Banksy holds Balfour 'apology' tea party
BETHLEHEM - Secretive British street artist Banksy held a special event Wednesday to apologise for the 100th anniversary of the Balfour Declaration outside his hotel in the occupied West Bank.
The typically surreal event involved 50 children hosted by an actor dressed as Queen Elizabeth II for a British-style tea party.
Their party hats were bullet-riddled helmets with British flags on them, while tattered Union Jacks were flown.
The queen revealed a plaque carved in concrete saying "Er, Sorry," playing on the common initials for Elizabeth Regina.
The apology was etched into Israel's controversial separation wall, which in many areas cuts through Palestinian territory.
The children were descendants of Palestinians forced to flee their land in the 1948 war surrounding the creation of Israel.
Thursday marks the 100th anniversary of the Balfour Declaration, when the British government said it viewed "with favour the establishment in Palestine of a national home for the Jewish people".
Palestinians see the document as giving away their homeland, while Israelis see it as helping pave the way to the founding of their country at a time when Jews were facing persecution elsewhere.
"This conflict has brought so much suffering to people on all sides. It didn't feel appropriate to 'celebrate' the British role in it," Banksy said in a statement.
"The British didn't handle things well here -- when you organise a wedding, it's best to make sure the bride isn't already married."
Gemma Bell, a British woman among a group who walked part of the way from London to Jerusalem to apologise for their government's role in Balfour, hailed the work.
"It's what we should expect from Banksy -- brilliant, unpredictable, dramatic and really getting that message home."
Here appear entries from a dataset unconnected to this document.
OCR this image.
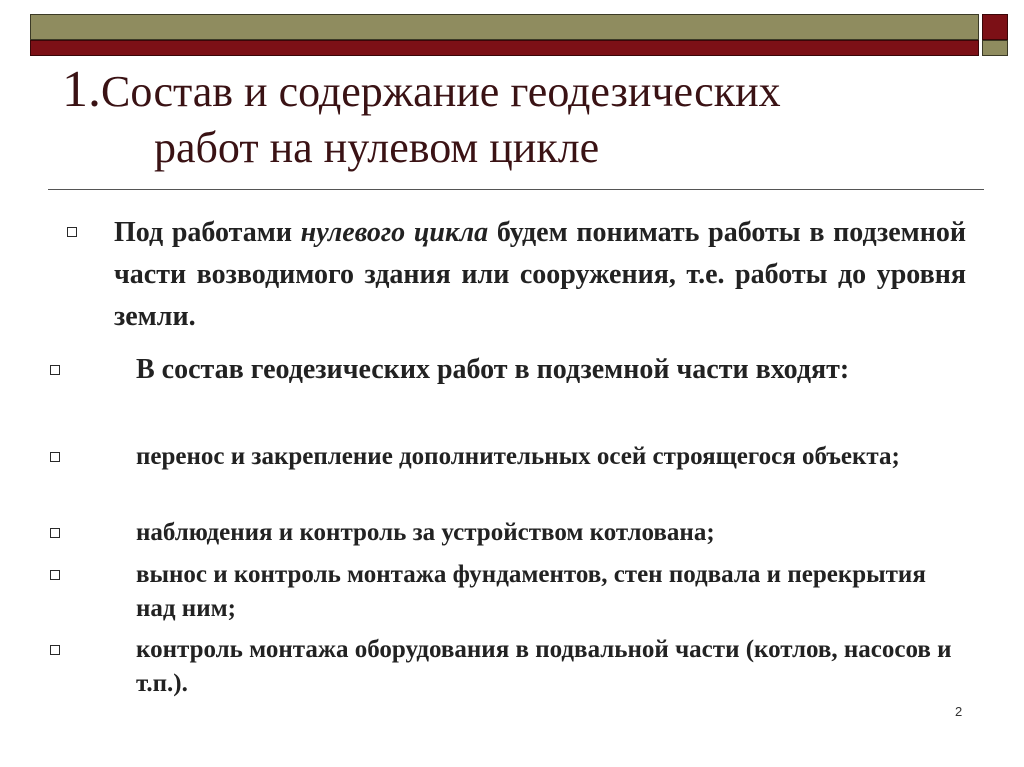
1.Состав и содержание геодезических
работ на нулевом цикле
Под работами нулевого цикла будем понимать работы в подземной части возводимого здания или сооружения, т.е. работы до уровня земли.
В состав геодезических работ в подземной части входят:
перенос и закрепление дополнительных осей строящегося объекта;
наблюдения и контроль за устройством котлована;
вынос и контроль монтажа фундаментов, стен подвала и перекрытия над ним;
контроль монтажа оборудования в подвальной части (котлов, насосов и т.п.).
2
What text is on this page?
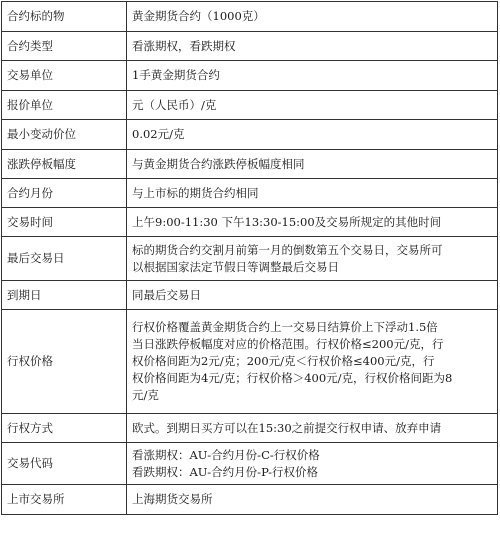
合约标的物	黄金期货合约（1000克）

合约类型	看涨期权，看跌期权

交易单位	1手黄金期货合约

报价单位	元（人民币）/克

最小变动价位	0.02元/克

涨跌停板幅度	与黄金期货合约涨跌停板幅度相同

合约月份	与上市标的期货合约相同

交易时间	上午9:00-11:30 下午13:30-15:00及交易所规定的其他时间

最后交易日	标的期货合约交割月前第一月的倒数第五个交易日，交易所可
以根据国家法定节假日等调整最后交易日

到期日	同最后交易日

行权价格	行权价格覆盖黄金期货合约上一交易日结算价上下浮动1.5倍
当日涨跌停板幅度对应的价格范围。行权价格≤200元/克，行
权价格间距为2元/克；200元/克＜行权价格≤400元/克，行
权价格间距为4元/克；行权价格＞400元/克，行权价格间距为8
元/克

行权方式	欧式。到期日买方可以在15:30之前提交行权申请、放弃申请

交易代码	看涨期权：AU-合约月份-C-行权价格
看跌期权：AU-合约月份-P-行权价格

上市交易所	上海期货交易所
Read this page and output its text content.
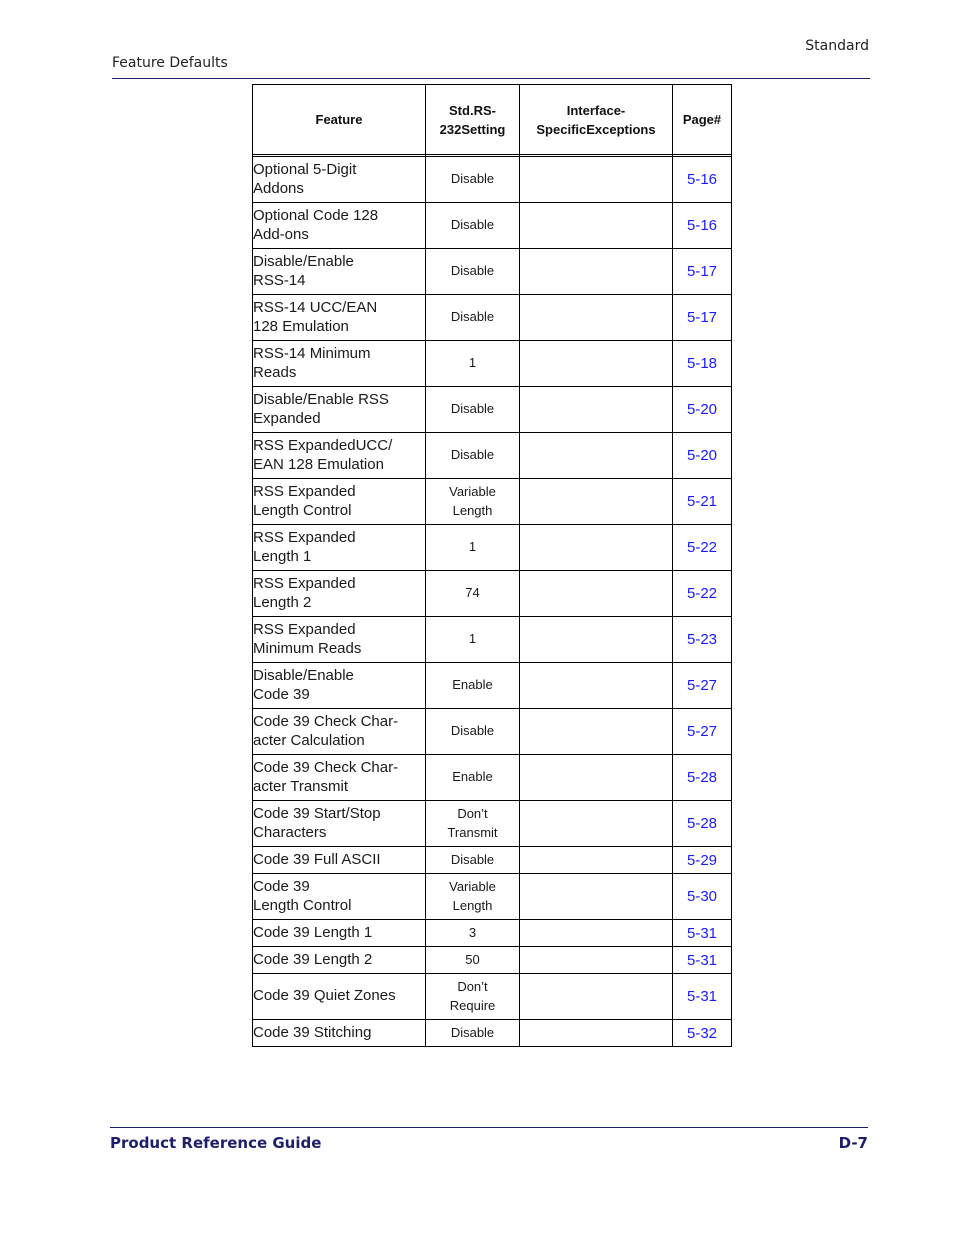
Standard
Feature Defaults
Feature	Std.RS-232Setting	Interface-SpecificExceptions	Page#

Optional 5-Digit
Addons	Disable		5-16

Optional Code 128
Add-ons	Disable		5-16

Disable/Enable
RSS-14	Disable		5-17

RSS-14 UCC/EAN
128 Emulation	Disable		5-17

RSS-14 Minimum
Reads	1		5-18

Disable/Enable RSS
Expanded	Disable		5-20

RSS ExpandedUCC/
EAN 128 Emulation	Disable		5-20

RSS Expanded
Length Control	Variable
Length		5-21

RSS Expanded
Length 1	1		5-22

RSS Expanded
Length 2	74		5-22

RSS Expanded
Minimum Reads	1		5-23

Disable/Enable
Code 39	Enable		5-27

Code 39 Check Char-
acter Calculation	Disable		5-27

Code 39 Check Char-
acter Transmit	Enable		5-28

Code 39 Start/Stop
Characters	Don’t
Transmit		5-28

Code 39 Full ASCII	Disable		5-29

Code 39
Length Control	Variable
Length		5-30

Code 39 Length 1	3		5-31

Code 39 Length 2	50		5-31

Code 39 Quiet Zones	Don’t
Require		5-31

Code 39 Stitching	Disable		5-32
Product Reference Guide	D-7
The British government has said it will mark Thursday's anniversary "with pride", with Israeli Prime Minister Benjamin Netanyahu to attend a dinner in London with his British counterpart Theresa May.
Banksy opened the Walled-Off Hotel near Bethlehem in March, with all the rooms facing directly onto Israel's separation wall.
At the time, he said it had the worst view of any hotel in the world.
Dozens of his works are found inside the hotel.
Wissam Salsaa, the hotel's manager, said they wanted to protest against the British government's attitude to Balfour.
"This event is a protest or a commemoration of the disastrous Balfour Declaration that caused a catastrophe for the Palestinian people and a catastrophe for the Middle East," he said.
"The British people and government, represented (here) by the Queen, should apologise to the Palestinian people."
The wall is one of the most striking symbols of Israel's 50-year occupation, and has become a major focus for demonstrations and art work.
Banksy closely protects his identity and was not said to be in attendance Wednesday.